We tend to move on from day to day without realising the cause and effect that follows through after such events; we're stupid, we hope for the best, we're a 'virus in shoes'. We forget, and we get clogged in the present.
Gordon Brown was Prime Minister and George Bush the President back then, and we might smile. But there followed ten years of 'depression'. Personally, we have suffered this less than millions of others. But not now.
Who would have put on a bet we would now have Theresa May as Prime Minister and Donald Trump as President? That we would have voted to leave the EU? That we would have experienced the disastrous consequences of yet more wars we do not understand, that we would have the concept of 'fake news' almost legitimated? Or that we would have machines predict our speech patterns in communication, or social media platforms that predict and influence our choices to the point of determining them? Are these things related? There appears chaos but there is underlying, rampaging, order. The Loch Ness monster might pop up in front of our balcony, or a Church of Ra erupt opposite the Cash Converters, but I guarantee there will be more, and more obvious, heroin addicts lining up for their just-in-time delivery tomorrow just across the street: that business might as well become a legitimate franchise.
I owe (much of) the content above to John Lanchester, whose essay at the front of the latest LRB arrived today. What's funny, if you can call it funny, is that I now longer suffer observations like his at a distance. The veil may have risen slowly, but I no longer look from a position of privilege at some strange world happening somewhere else. Last night both Julie and I celebrated (with considerable vigour) our own potential severance from institutions that have supported, or perhaps 'been' our lives for in my case 27 years, in hers a little less. Why? Because the situations we thought we worked in have transformed in that decade in to those we absolutely do not want to work in; because not only instead of presidents do we have fake businessmen, but instead of vice chancellors of universities, we have fake businessmen.
The digital world is probably killing knowledge itself, because knowledge might kill your ability to make money, or operate 'successfully' as a pariah in the late capitalist world. This is the new dark Ages; this is fucking terrible; this is the assassination of the intelligent in the name of 'business'. This is the end of the enlightenment, the end of reason, the end of virtue. So this really is the end of times; this is no joke.
I sat in a hot room yesterday being quizzed as part of course validation. The conversation, such as it was, was almost totally orientated around issues of branding and box ticking; on our place in the market and our mission for the future and the level of our conformity to 'standards'. Now if I were selling cars, I might say my Jaguars were 'sporty saloons', I might understand the mystique of 'British quality' that gives them 'value' (even if the company is owned by Tata). It's harder to do this with people; I would hate to 'define' my student body other than to compliment its individuality.
Meanwhile, we used to have a rather valid place in the market, that is before they decided to put it on the market! Then, suddenly, we couldn't fit in; we could only become the Bash Street Kids at the bottom of the table, our maverick status was inconceivable within hands-on management devoted to hands-on management. To be the Bash Street Kids of architecture was unacceptable no matter how appealing it might sound to the marketplace! Draw your own conclusions there.
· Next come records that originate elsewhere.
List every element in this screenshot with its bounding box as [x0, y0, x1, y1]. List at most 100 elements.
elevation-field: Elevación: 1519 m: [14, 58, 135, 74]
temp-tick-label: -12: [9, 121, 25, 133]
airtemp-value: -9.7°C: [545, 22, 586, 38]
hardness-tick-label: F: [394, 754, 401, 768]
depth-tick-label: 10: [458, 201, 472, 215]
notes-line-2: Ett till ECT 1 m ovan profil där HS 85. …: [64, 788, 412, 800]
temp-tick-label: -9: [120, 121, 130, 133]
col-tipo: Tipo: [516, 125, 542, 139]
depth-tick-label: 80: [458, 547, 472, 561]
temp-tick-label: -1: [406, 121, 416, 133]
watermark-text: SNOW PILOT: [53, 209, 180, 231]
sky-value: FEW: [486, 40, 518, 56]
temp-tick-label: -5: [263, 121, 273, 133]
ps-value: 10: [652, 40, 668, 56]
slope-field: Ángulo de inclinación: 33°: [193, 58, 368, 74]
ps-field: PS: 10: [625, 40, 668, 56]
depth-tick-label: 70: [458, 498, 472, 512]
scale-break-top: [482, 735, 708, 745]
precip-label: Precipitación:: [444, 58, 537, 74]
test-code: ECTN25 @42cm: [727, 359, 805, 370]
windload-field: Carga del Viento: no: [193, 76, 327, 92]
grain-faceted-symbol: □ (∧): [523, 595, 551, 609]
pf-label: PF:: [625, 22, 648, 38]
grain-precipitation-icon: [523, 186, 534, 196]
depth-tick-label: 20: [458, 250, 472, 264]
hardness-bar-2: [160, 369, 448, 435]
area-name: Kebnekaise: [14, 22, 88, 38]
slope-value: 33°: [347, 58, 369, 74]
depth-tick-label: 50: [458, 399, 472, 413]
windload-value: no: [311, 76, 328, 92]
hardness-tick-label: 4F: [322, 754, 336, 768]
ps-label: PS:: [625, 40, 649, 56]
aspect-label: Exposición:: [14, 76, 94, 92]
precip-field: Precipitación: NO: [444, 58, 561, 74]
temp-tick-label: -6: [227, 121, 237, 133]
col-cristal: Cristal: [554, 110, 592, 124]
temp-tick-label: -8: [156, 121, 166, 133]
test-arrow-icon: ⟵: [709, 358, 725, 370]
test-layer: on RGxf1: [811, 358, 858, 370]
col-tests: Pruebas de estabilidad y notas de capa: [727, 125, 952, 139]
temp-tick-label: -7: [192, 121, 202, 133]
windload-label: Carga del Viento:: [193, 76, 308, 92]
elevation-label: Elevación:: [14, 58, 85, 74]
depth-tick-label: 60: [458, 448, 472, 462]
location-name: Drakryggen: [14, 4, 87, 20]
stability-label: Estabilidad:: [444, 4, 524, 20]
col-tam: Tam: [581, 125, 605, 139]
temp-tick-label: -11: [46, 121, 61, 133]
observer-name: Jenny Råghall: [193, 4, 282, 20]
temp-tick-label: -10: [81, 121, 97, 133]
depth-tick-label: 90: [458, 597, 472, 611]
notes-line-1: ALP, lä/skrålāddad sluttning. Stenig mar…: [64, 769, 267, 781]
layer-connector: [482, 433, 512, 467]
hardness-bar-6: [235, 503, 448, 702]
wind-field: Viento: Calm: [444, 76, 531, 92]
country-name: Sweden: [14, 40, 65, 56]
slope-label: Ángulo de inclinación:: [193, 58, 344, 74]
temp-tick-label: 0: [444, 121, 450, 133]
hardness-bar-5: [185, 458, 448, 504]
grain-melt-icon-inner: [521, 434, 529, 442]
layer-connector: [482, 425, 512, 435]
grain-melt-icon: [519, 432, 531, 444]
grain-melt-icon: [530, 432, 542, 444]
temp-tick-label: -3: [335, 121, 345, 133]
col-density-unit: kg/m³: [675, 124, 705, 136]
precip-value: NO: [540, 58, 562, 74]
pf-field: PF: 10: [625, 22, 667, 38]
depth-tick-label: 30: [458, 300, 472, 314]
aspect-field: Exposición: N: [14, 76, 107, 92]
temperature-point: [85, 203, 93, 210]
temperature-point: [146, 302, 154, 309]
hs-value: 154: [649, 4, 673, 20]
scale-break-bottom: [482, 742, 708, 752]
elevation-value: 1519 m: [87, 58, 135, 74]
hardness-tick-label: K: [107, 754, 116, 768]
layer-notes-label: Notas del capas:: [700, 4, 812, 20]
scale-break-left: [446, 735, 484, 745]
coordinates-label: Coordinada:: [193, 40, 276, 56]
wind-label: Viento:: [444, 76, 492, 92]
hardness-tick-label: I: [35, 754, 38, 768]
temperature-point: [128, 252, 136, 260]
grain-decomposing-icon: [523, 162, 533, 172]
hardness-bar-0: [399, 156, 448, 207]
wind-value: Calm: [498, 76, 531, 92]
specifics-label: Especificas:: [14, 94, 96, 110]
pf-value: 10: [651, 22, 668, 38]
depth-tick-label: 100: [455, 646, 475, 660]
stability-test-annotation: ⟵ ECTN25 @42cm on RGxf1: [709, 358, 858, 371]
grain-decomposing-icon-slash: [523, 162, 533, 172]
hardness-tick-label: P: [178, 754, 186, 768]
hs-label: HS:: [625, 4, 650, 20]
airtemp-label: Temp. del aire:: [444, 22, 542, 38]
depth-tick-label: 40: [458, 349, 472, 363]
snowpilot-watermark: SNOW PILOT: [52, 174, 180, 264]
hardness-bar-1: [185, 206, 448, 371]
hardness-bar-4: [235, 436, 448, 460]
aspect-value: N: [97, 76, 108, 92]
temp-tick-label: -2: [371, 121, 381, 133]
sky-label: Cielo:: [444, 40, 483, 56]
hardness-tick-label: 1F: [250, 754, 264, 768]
So we have to conform. It's a form of tyranny. It is also the means by which we will fail, for others to gobble up the spoils. But I reckon the more universities act like corporations, the more they cease to be universities.
And as for that 'mission' for the future, I have long revered Keith Richards remark: 'to keep breathing'. (Plus, of course, to keep doing what he loves doing, and no matter what he endured with junk, I give a nod to the no doubt highly dubiuous aristos who kept him alive.)
So I sat in that room amidst a quagmire of fake status (rather than honest qualities) and I sank. I was disgusted.